Самурай Ярослава Мудрого - стр. 40
Ехал я теперь в середине поезда, Ярослав заметил, что я ранен, и велел мне уступить место другому дружиннику, а самому ехать среди других легкораненых. Ну спасибо, что в повозку не велел лечь. Нельзя ослушаться дайме, но я никогда не ложился, если болел. Только если сил уже не было даже на то, чтобы прикурить. Теперь, когда я был предоставлен самому себе, я мог немного расслабиться, пока время есть. Если в первые же часы пути мы напоролись на засаду, да не простую, а которая была устроена на самого Ярослава, то особенно расслабляться не хочется. Тем не менее тело требовало отдыха, как-никак, я получил по спине чеканом, а кроме того, побывал пусть в коротком, но бою. Поэтому я почти что дремал в седле, положившись на то, что вряд ли на князя ставят засады через каждые сто шагов.
В памяти снова всплыл старик-японец, мой учитель, под присмотром которого я провел семнадцать лет – с восемнадцати до тридцати пяти. Знакомство наше состоялось следующим образом.
Когда мне стукнуло восемнадцать, страна спохватилась и потребовала срочно отдать ей долг. В целом с этим я был согласен, потому спокойно пошел на призывной пункт, где и попал в славные пограничные войска и был отправлен к Японскому морю. Звучало, конечно, заманчиво. И море, и пограничная служба, но на деле оказалось скучновато. Романтическое начало армейской службы в доблестных пограничных войсках навело меня на мысль, что это единственный мой шанс повидать Японию.
С этими нехитрыми мыслями я и оставил как-то ночью пограничный корабль, на котором нес службу, и преспокойно поплыл себе на казенной шлюпке в сторону Страны восходящего солнца. Что меня вело? Что не дало мне утонуть? Зачем я вообще это сделал? Не знаю. Просто я понял, что мне совершенно необходимо попасть в Японию, и я туда попал. Думаю, такого рода порывы заинтересовали бы любого психотерапевта, доведись ему ознакомиться с моей аргументацией тогдашнего поступка. Да и не только тогдашнего.

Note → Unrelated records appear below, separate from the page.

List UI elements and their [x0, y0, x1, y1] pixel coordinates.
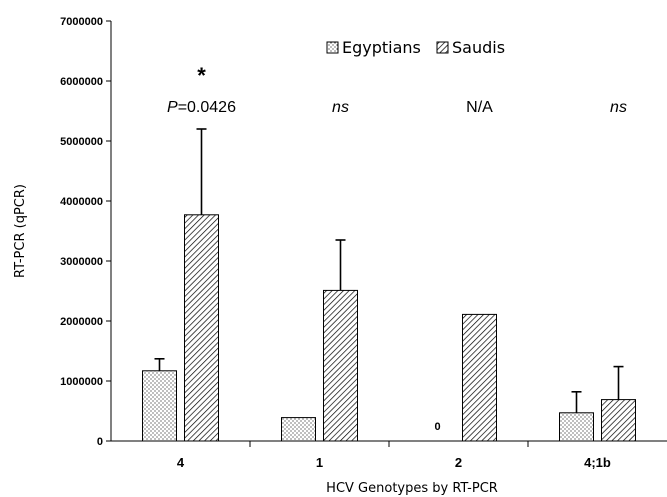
y-tick-label: 2000000: [60, 316, 103, 328]
x-tick-label: 4: [177, 455, 185, 470]
legend-label-egyptians: Egyptians: [342, 38, 421, 57]
bar-egyptians-1: [281, 417, 316, 442]
bar-egyptians-3: [559, 412, 594, 442]
y-ticks: 0 1000000 2000000 3000000 4000000 5000000 6000…: [60, 16, 111, 448]
annotations: P=0.0426 ns N/A ns * 0: [167, 63, 627, 433]
y-tick-label: 0: [97, 436, 103, 448]
y-tick-label: 6000000: [60, 76, 103, 88]
y-tick-label: 4000000: [60, 196, 103, 208]
legend-swatch-saudis: [436, 41, 449, 54]
y-tick-label: 7000000: [60, 16, 103, 28]
bar-saudis-1: [323, 289, 358, 442]
legend-label-saudis: Saudis: [452, 38, 505, 57]
x-axis-title: HCV Genotypes by RT-PCR: [326, 481, 498, 496]
significance-label: ns: [332, 99, 349, 116]
significance-label: ns: [610, 99, 627, 116]
significance-label: N/A: [466, 99, 493, 116]
x-tick-label: 4;1b: [584, 455, 611, 470]
legend-swatch-egyptians: [326, 41, 339, 54]
zero-value-label: 0: [434, 421, 440, 433]
bar-saudis-2: [462, 313, 497, 442]
bar-egyptians-0: [142, 370, 177, 442]
x-tick-label: 2: [455, 455, 462, 470]
y-tick-label: 1000000: [60, 376, 103, 388]
legend: Egyptians Saudis: [326, 38, 505, 57]
y-tick-label: 5000000: [60, 136, 103, 148]
error-bars: [154, 128, 624, 413]
significance-star: *: [197, 63, 206, 88]
x-tick-label: 1: [316, 455, 323, 470]
bar-saudis-0: [184, 214, 219, 442]
bar-saudis-3: [601, 399, 636, 442]
bars: [142, 214, 636, 442]
y-axis-title: RT-PCR (qPCR): [13, 184, 28, 278]
y-tick-label: 3000000: [60, 256, 103, 268]
significance-label: P=0.0426: [167, 99, 236, 116]
x-ticks: 4 1 2 4;1b: [177, 441, 611, 470]
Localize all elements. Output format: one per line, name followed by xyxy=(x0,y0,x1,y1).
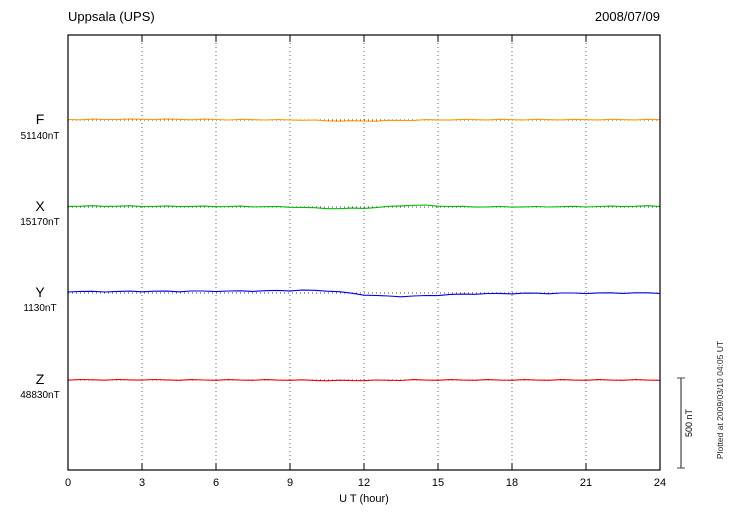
series-label-z: Z xyxy=(36,371,45,387)
date-label: 2008/07/09 xyxy=(595,9,660,24)
trace-X xyxy=(67,204,661,210)
plot-layer: 0 3 6 9 12 15 18 21 24 xyxy=(65,35,666,489)
tick-label-9: 9 xyxy=(287,477,293,489)
series-baseline-y: 1130nT xyxy=(23,303,56,314)
tick-label-0: 0 xyxy=(65,477,71,489)
series-label-x: X xyxy=(35,198,45,214)
tick-label-21: 21 xyxy=(580,477,592,489)
scale-bar-label: 500 nT xyxy=(684,408,694,437)
station-title: Uppsala (UPS) xyxy=(68,9,155,24)
series-label-f: F xyxy=(36,111,45,127)
plotted-at-label: Plotted at 2009/03/10 04:05 UT xyxy=(715,341,725,459)
tick-label-24: 24 xyxy=(654,477,666,489)
trace-Z xyxy=(67,378,661,382)
tick-label-6: 6 xyxy=(213,477,219,489)
trace-Y xyxy=(67,289,661,298)
trace-F xyxy=(67,118,661,122)
tick-label-18: 18 xyxy=(506,477,518,489)
series-baseline-z: 48830nT xyxy=(20,390,59,401)
tick-label-12: 12 xyxy=(358,477,370,489)
series-baseline-f: 51140nT xyxy=(21,131,60,142)
tick-label-15: 15 xyxy=(432,477,444,489)
scale-bar: 500 nT xyxy=(677,377,694,469)
x-axis-label: U T (hour) xyxy=(339,493,389,505)
series-baseline-x: 15170nT xyxy=(20,217,59,228)
plot-frame xyxy=(67,34,661,471)
series-label-y: Y xyxy=(35,284,45,300)
tick-label-3: 3 xyxy=(139,477,145,489)
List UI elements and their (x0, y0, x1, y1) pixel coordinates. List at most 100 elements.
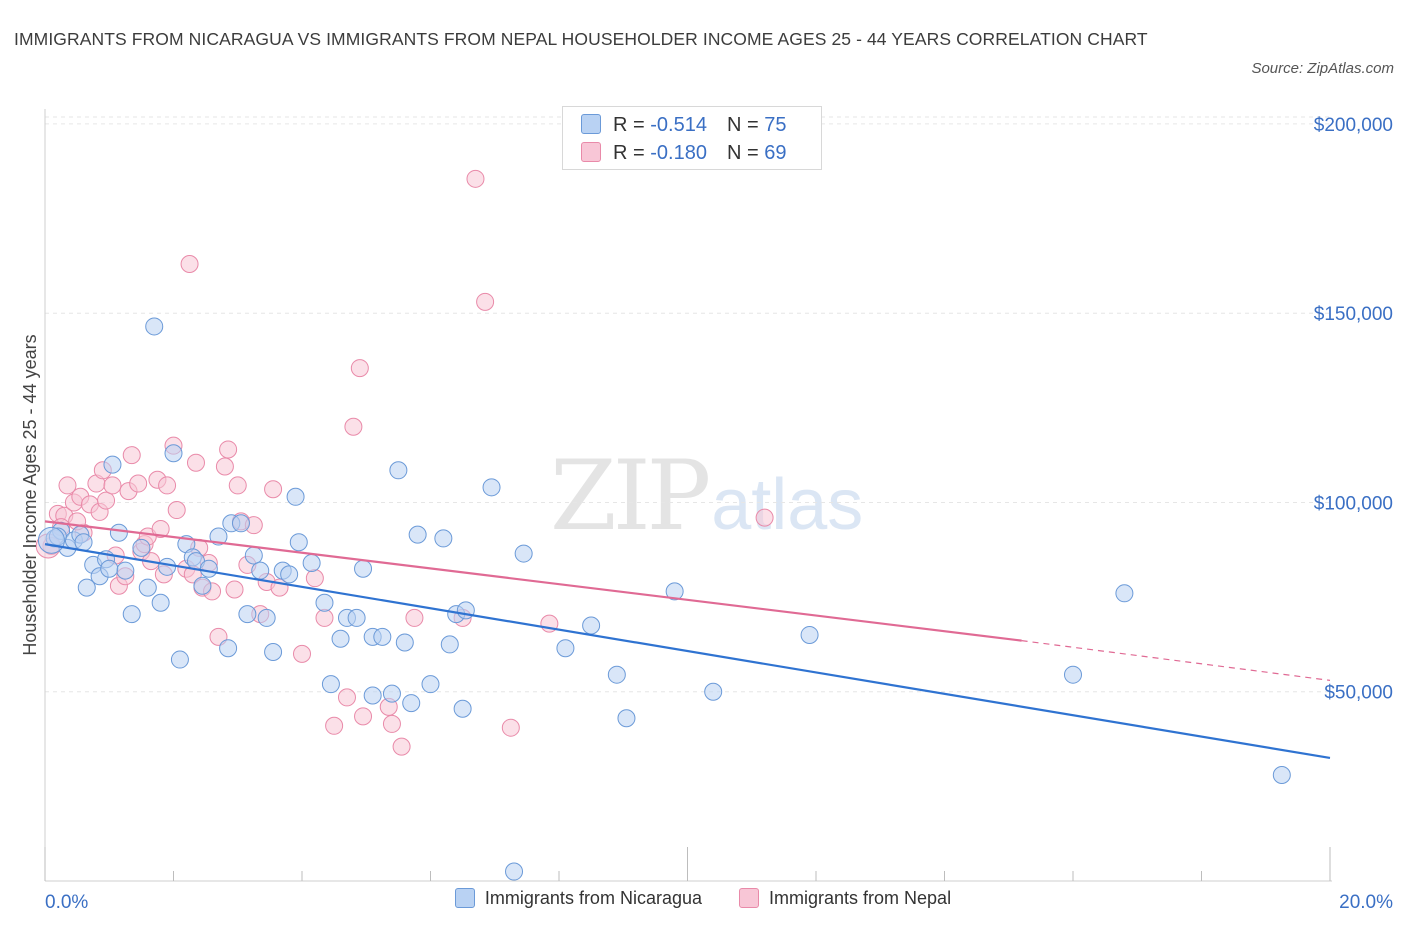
nicaragua-point (219, 639, 238, 658)
nepal-point (466, 169, 485, 188)
nicaragua-point (617, 709, 636, 728)
nicaragua-point (231, 514, 250, 533)
nicaragua-point (238, 605, 257, 624)
nepal-point (501, 718, 520, 737)
legend-swatch-nicaragua (454, 888, 475, 908)
grid-lines (45, 116, 1330, 693)
y-tick-label: $50,000 (1324, 683, 1393, 704)
nicaragua-point (209, 527, 228, 546)
nicaragua-point (170, 650, 189, 669)
legend-r-value: -0.180 (650, 142, 707, 164)
nicaragua-point (331, 629, 350, 648)
legend-label-nepal: Immigrants from Nepal (769, 888, 952, 908)
nepal-points (35, 169, 774, 756)
nicaragua-point (395, 633, 414, 652)
nicaragua-point (251, 561, 270, 580)
nepal-point (405, 608, 424, 627)
nicaragua-point (1064, 665, 1082, 684)
nicaragua-trend-line (44, 543, 1331, 760)
nicaragua-point (1115, 584, 1134, 603)
legend-row-nicaragua: R = -0.514 N = 75 (581, 114, 786, 142)
x-tick-label: 20.0% (1339, 892, 1393, 913)
series-legend: Immigrants from Nicaragua Immigrants fro… (0, 888, 1406, 909)
nicaragua-point (199, 559, 218, 578)
nicaragua-point (505, 862, 524, 881)
nicaragua-point (289, 533, 308, 552)
nicaragua-point (514, 544, 533, 563)
legend-n-label: N = (726, 142, 765, 164)
source-label: Source: ZipAtlas.com (1251, 60, 1394, 77)
nepal-trend-extension (1021, 640, 1331, 681)
nicaragua-point (315, 593, 334, 612)
nicaragua-points (37, 317, 1291, 881)
nicaragua-point (193, 576, 212, 595)
nicaragua-point (122, 605, 141, 624)
nicaragua-point (151, 593, 170, 612)
nepal-point (264, 480, 283, 499)
legend-n-label: N = (726, 114, 765, 136)
y-axis-label: Householder Income Ages 25 - 44 years (20, 334, 40, 655)
nicaragua-point (607, 665, 626, 684)
y-tick-label: $100,000 (1314, 493, 1393, 514)
nicaragua-point (164, 444, 183, 463)
nicaragua-point (582, 616, 601, 635)
nepal-point (97, 491, 116, 510)
nepal-point (158, 476, 177, 495)
nicaragua-point (363, 686, 382, 705)
nepal-point (151, 519, 170, 538)
legend-swatch-nicaragua (581, 114, 601, 134)
nepal-point (350, 359, 369, 378)
nepal-point (305, 569, 324, 588)
nicaragua-point (100, 559, 119, 578)
nicaragua-point (132, 538, 151, 557)
nicaragua-point (382, 684, 401, 703)
nicaragua-point (704, 682, 723, 701)
nepal-point (122, 446, 141, 465)
nepal-point (58, 476, 77, 495)
nicaragua-point (456, 601, 475, 620)
nicaragua-point (373, 627, 392, 646)
legend-r-label: R = (613, 114, 651, 136)
nicaragua-point (116, 561, 135, 580)
nepal-point (215, 457, 234, 476)
nepal-point (476, 292, 495, 311)
nicaragua-point (302, 554, 321, 573)
nepal-point (344, 417, 363, 436)
watermark-zip: ZIP (550, 440, 711, 552)
nepal-point (337, 688, 356, 707)
legend-r-label: R = (613, 142, 651, 164)
nicaragua-point (264, 642, 283, 661)
zipatlas-watermark: ZIPatlas (550, 440, 863, 552)
chart-title: IMMIGRANTS FROM NICARAGUA VS IMMIGRANTS … (14, 29, 1148, 49)
nepal-point (315, 608, 334, 627)
nicaragua-point (1272, 766, 1291, 785)
nicaragua-point (402, 694, 421, 713)
nepal-point (755, 508, 774, 527)
nicaragua-point (74, 533, 93, 552)
nicaragua-point (286, 487, 305, 506)
legend-row-nepal: R = -0.180 N = 69 (581, 142, 786, 170)
nicaragua-point (103, 455, 122, 474)
nicaragua-point (800, 625, 819, 644)
nicaragua-point (440, 635, 459, 654)
legend-swatch-nepal (581, 142, 601, 162)
trend-lines (44, 520, 1331, 760)
nepal-point (103, 476, 122, 495)
legend-item-nepal[interactable]: Immigrants from Nepal (739, 888, 951, 909)
nicaragua-point (145, 317, 164, 336)
nicaragua-point (347, 608, 366, 627)
nicaragua-point (665, 582, 684, 601)
nicaragua-point (389, 461, 408, 480)
legend-n-value: 75 (764, 114, 787, 136)
legend-r-value: -0.514 (650, 114, 707, 136)
nicaragua-point (321, 675, 340, 694)
nicaragua-point (354, 559, 373, 578)
watermark-atlas: atlas (711, 465, 864, 545)
nicaragua-point (257, 608, 276, 627)
nicaragua-point (158, 557, 177, 576)
nepal-trend-line (44, 520, 1022, 642)
legend-item-nicaragua[interactable]: Immigrants from Nicaragua (454, 888, 702, 909)
nepal-point (186, 453, 205, 472)
nepal-point (382, 714, 401, 733)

Шторм, разыгравшийся через несколько часов после моего дезертирства, сделал невозможной мою поимку, а для меня чуть было не сделал недосягаемой мою мечту. Но мне повезло. В себя я пришел на какой-то циновке, а надо мной склонился пожилой и совершенно равнодушный японец, для начала разговора назвавший меня по-русски дураком.
Крошечный кусок суши где-то в проливе Лаперуза, крошечный настолько, что не на всякой карте его найдешь, и стал мне домом на много лет. Задумываясь впоследствии об этом, я понимал, что этот островок и был моим настоящим и единственным домом в том мире. Старик-японец, проживавший там в почти не нарушаемом одиночестве, оказался мастером фехтования на мечах, а кроме того, недурным знатоком и рукопашного боя. По-русски он говорил с пятого на десятое, я же по-японски не говорил вообще. Но постепенно и его, и мой словари расширились, а потом я, наконец, заговорил на языке старика. Это было правильно – не учителю же говорить на языке ученика, кому нужна наука, в конце концов?